Pemerintah resmi mengunggah dokumen Undang-Undang Nomor 3 tahun 2022 tentang Ibu Kota Negara (IKN). Sejumlah aturan menjadi sorotan, salah satunya soal bentuk otorita sebagaimana Pasal 4 ayat 1 huruf b. Otorita sebut sebagai lembaga setingkat kementerian yang menyelenggarakan Pemerintahan Daerah Khusus Ibu Kota Nusantara. Poin lain yang menjadi sorotan, yaitu: kewenangan dan urusan pemerintahan sesuai Pasal 12; serta pemilihan umum di ibu kota hanya melaksanakan pemilihan presiden dan wakil presiden, serta DPR dan DPD sebagaimana diatur dalam Pasal 13.
Guru Besar Fakultas Ilmu Administasi Universitas Indonesia (UI) Irfan Ridwan Maksum menilai UU IKN berpotensi kuat bermasalah. Sebab, Indonesia tidak bisa lagi menerapkan konsep otorita karena pemerintah sudah mengamandemen UUD 1945 yang menjadi dasar pembentukan otorita sesuai UU No. 3 tahun 2022. “Itu boleh, di Undang-Undang Dasar lama. Undang-Undang Dasar baru yang Pasal 18A atau 18 itu tidak diakui bahwa ada sejengkal tanah tanpa otonomi,” kata Irfan. Irfan menambahkan, “Di UUD baru penjelasannya enggak ada, Undang-Undang Dasar kita, kan, tidak mengakui ada penjelasan kembali dan jelas clear cut bahwa seluruh jengkal wilayah RI dari Sabang sampai Merauke harus ada otonomi,” kata Irfan.

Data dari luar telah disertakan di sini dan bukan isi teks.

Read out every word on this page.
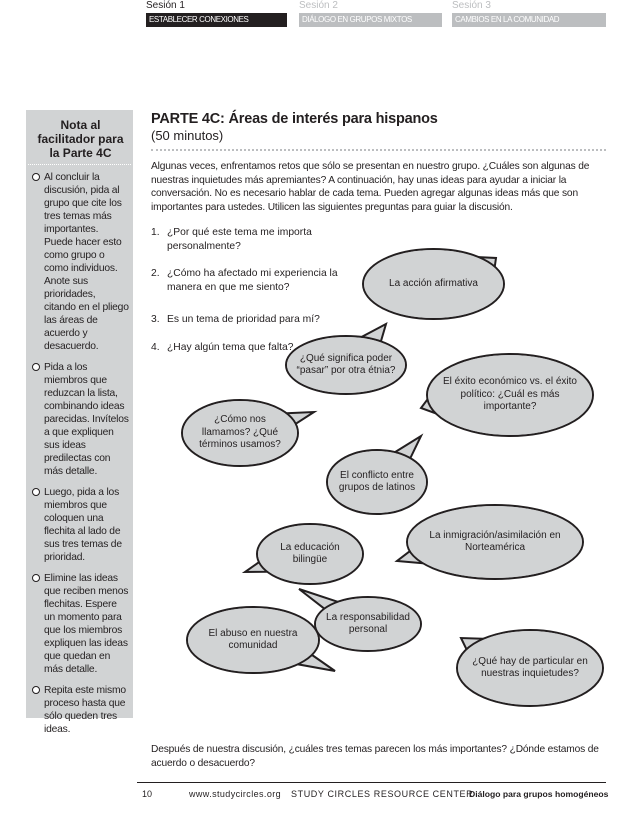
Sesión 1
ESTABLECER CONEXIONES
Sesión 2
DIÁLOGO EN GRUPOS MIXTOS
Sesión 3
CAMBIOS EN LA COMUNIDAD
Nota al facilitador para la Parte 4C
Al concluir la discusión, pida al grupo que cite los tres temas más importantes. Puede hacer esto como grupo o como individuos. Anote sus prioridades, citando en el pliego las áreas de acuerdo y desacuerdo.
Pida a los miembros que reduzcan la lista, combinando ideas parecidas. Invítelos a que expliquen sus ideas predilectas con más detalle.
Luego, pida a los miembros que coloquen una flechita al lado de sus tres temas de prioridad.
Elimine las ideas que reciben menos flechitas. Espere un momento para que los miembros expliquen las ideas que quedan en más detalle.
Repita este mismo proceso hasta que sólo queden tres ideas.
PARTE 4C: Áreas de interés para hispanos
(50 minutos)
Algunas veces, enfrentamos retos que sólo se presentan en nuestro grupo. ¿Cuáles son algunas de nuestras inquietudes más apremiantes? A continuación, hay unas ideas para ayudar a iniciar la conversación. No es necesario hablar de cada tema. Pueden agregar algunas ideas más que son importantes para ustedes. Utilicen las siguientes preguntas para guiar la discusión.
1. ¿Por qué este tema me importa personalmente?
2. ¿Cómo ha afectado mi experiencia la manera en que me siento?
3. Es un tema de prioridad para mí?
4. ¿Hay algún tema que falta?
La acción afirmativa
¿Qué significa poder “pasar” por otra étnia?
El éxito económico vs. el éxito político: ¿Cuál es más importante?
¿Cómo nos llamamos? ¿Qué términos usamos?
El conflicto entre grupos de latinos
La educación bilingüe
La inmigración/asimilación en Norteamérica
La responsabilidad personal
El abuso en nuestra comunidad
¿Qué hay de particular en nuestras inquietudes?
Después de nuestra discusión, ¿cuáles tres temas parecen los más importantes? ¿Dónde estamos de acuerdo o desacuerdo?
10	www.studycircles.org STUDY CIRCLES RESOURCE CENTER
Diálogo para grupos homogéneos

Berdasarkan sudut pandang tersebut, IKN sudah berpotensi melanggar undang-undang yang ada. Hal ini berbeda dengan Amerika, Australia maupun Malaysia yang bisa memindahkan ibu kota karena UUD mereka membolehkan pemindahan ibu kota dengan konsep tersebut.